Kushner stressed at the beginning of their meeting that Trump was very optimistic about the chances of reaching a peace accord between Israel and the Palestinians, saying the president is striving to create a better future for both people.

"We very much appreciate the efforts of President Trump, who announced from the beginning that he will work to reach a historic peace deal and has repeated this more than once during the meetings we held in Washington, Riyadh and Bethlehem," Abbas said before his meeting with Kushner.

"I want to stress that the American delegations is working for peace and we will work with them to reach what Trump calls a peace deal. We know things are hard and complicated, but nothing is impossible if you put in an honest effort," he said.

In contrast to the skepticism sounded in the past two weeks, both Netanyahu and Abbas made an effort, at least publically, to voice willingness to cooperate with American efforts to renew peace talks.

Netanyahu's office said in a statement he and Kushner spoke about ways to advance peace and regional security. "Talks were effective and significant," Netanyahu's office said, adding "the prime minister expects talks to continue in recent weeks."

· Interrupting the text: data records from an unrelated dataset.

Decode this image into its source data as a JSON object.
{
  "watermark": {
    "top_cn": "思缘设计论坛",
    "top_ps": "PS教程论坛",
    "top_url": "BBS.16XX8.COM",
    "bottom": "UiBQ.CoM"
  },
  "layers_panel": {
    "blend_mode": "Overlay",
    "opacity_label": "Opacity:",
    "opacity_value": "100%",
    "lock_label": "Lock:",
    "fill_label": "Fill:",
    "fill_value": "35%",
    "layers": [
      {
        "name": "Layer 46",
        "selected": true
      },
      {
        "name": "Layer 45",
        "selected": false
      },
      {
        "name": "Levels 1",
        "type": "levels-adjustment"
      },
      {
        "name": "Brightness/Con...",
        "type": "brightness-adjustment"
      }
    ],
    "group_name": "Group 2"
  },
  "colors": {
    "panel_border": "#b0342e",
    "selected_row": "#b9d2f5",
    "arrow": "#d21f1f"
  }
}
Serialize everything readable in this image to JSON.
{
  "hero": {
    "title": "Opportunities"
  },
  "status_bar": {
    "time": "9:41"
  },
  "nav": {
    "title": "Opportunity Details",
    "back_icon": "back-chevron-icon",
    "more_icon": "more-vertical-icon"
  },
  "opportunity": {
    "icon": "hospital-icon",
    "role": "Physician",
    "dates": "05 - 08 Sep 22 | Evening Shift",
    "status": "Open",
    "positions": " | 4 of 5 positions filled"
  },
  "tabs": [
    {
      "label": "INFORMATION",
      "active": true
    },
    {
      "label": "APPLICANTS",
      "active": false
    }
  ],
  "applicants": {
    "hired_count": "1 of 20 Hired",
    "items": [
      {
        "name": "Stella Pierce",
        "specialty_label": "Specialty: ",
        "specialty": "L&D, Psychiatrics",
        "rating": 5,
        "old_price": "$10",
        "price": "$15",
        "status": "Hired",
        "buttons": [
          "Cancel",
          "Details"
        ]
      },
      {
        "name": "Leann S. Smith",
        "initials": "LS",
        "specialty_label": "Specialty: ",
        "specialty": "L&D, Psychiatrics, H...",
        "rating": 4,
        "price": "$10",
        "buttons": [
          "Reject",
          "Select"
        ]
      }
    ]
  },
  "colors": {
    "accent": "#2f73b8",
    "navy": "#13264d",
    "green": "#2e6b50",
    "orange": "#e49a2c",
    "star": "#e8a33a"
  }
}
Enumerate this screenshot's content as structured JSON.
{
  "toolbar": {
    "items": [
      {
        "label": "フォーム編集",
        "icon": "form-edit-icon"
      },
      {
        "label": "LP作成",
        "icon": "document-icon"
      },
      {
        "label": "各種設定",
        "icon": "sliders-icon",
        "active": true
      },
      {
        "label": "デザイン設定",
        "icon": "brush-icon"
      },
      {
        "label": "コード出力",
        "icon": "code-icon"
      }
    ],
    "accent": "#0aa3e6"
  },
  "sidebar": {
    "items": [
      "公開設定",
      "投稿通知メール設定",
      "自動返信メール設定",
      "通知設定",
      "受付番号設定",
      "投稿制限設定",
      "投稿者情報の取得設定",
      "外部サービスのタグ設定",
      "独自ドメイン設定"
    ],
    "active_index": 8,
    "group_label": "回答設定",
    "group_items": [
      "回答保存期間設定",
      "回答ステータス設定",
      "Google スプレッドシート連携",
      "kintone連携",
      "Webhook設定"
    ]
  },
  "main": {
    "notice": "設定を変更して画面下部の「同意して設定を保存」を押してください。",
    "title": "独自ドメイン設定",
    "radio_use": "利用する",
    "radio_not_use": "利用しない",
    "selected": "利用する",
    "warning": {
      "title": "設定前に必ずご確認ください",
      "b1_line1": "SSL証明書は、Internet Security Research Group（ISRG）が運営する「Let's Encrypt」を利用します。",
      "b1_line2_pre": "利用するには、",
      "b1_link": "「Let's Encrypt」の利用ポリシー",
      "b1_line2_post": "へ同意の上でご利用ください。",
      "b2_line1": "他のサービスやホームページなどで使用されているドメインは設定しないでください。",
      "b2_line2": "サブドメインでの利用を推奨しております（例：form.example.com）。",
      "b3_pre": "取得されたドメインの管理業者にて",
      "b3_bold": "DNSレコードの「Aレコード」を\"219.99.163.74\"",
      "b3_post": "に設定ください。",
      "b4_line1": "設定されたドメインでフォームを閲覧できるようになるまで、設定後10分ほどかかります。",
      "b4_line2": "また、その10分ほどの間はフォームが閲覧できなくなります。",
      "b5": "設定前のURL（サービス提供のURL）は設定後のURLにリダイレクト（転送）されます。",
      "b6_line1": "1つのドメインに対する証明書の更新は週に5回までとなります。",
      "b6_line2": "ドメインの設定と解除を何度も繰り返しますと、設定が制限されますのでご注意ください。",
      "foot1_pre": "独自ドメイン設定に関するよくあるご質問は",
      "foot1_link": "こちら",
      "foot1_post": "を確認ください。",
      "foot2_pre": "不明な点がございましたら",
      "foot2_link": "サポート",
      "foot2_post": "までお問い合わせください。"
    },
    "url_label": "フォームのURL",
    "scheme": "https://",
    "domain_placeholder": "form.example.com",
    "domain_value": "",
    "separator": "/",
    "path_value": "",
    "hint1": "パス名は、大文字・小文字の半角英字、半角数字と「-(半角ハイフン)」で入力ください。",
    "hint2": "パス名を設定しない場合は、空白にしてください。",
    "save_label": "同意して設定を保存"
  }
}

In recent days, several Palestinian officials said off-the-record in recent days that the American peace team was biased in Israel’s favor and even reciting Netanyahu’s talking points. Abbas didn’t use these words, but at the beginning of the week he criticized the Trump administration and said he didn’t understand the White House’s conduct on the peace process at a meeting with a Meretz delegation.